Let $f:\mathbf{R}\to \mathbf{R},g:\mathbf{R}\to \mathbf{R}$ be two functions given by $f\left(x\right)=2x-3,g\left(x\right)=x^3+5$. Then $(f\circ g{)}^{-1}(x)$ is equal to

$f\left(x\right)=2x-3,g\left(x\right)=x^3+5$ are bijections and hence 

$f^{-1}\text{ and }{g}^{-1}$ both exist. 

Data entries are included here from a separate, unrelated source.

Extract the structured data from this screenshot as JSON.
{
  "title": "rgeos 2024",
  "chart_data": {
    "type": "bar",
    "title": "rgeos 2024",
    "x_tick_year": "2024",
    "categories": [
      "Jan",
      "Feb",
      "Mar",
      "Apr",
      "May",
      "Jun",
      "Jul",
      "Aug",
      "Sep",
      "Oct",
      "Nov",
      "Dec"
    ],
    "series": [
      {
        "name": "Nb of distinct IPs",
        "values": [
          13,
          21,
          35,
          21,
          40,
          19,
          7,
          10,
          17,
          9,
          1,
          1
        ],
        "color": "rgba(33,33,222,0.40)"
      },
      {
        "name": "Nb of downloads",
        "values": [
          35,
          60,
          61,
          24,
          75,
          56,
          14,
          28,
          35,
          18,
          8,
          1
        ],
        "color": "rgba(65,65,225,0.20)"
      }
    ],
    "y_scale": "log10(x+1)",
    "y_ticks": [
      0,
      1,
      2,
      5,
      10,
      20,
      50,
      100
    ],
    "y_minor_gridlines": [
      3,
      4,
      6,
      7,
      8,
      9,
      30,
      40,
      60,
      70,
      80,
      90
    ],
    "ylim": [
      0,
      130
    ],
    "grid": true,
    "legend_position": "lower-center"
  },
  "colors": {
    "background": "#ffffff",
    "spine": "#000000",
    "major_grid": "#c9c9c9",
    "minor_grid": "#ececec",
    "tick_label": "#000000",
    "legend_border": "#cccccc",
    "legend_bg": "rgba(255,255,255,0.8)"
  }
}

$\begin{array}{l}\mathit{y}=2x-3\Rightarrow x=\frac{y+3}{2}\\ \therefore f^{-1}\left(y\right)=\frac{y+3}{2}\\ \therefore f^{-1}\left(x\right)=\frac{x+3}{2}\to \left(1\right)\\ y=x^3+5\\ \\ \Rightarrow x=(y-5{)}^{1/3}=g^{-1}(y)\\ \therefore g^{-1}\left(x\right)=(x-5{)}^{1/3}\\ \therefore (fog{)}^{-1}x=\left(g^{-1}\right.{\text{o f}}^{-1}\text{) x }\\ =g^{-1}\left[f^{-1}\left(x\right)\right]=g^{-1}\left[\frac{x+3}{2}\right]\text{ by }\left(1\right)\\ ={\left(\frac{x+3}{2}-5\right)}^{1/3}={\left(\frac{x-7}{2}\right)}^{1/3}\end{array}$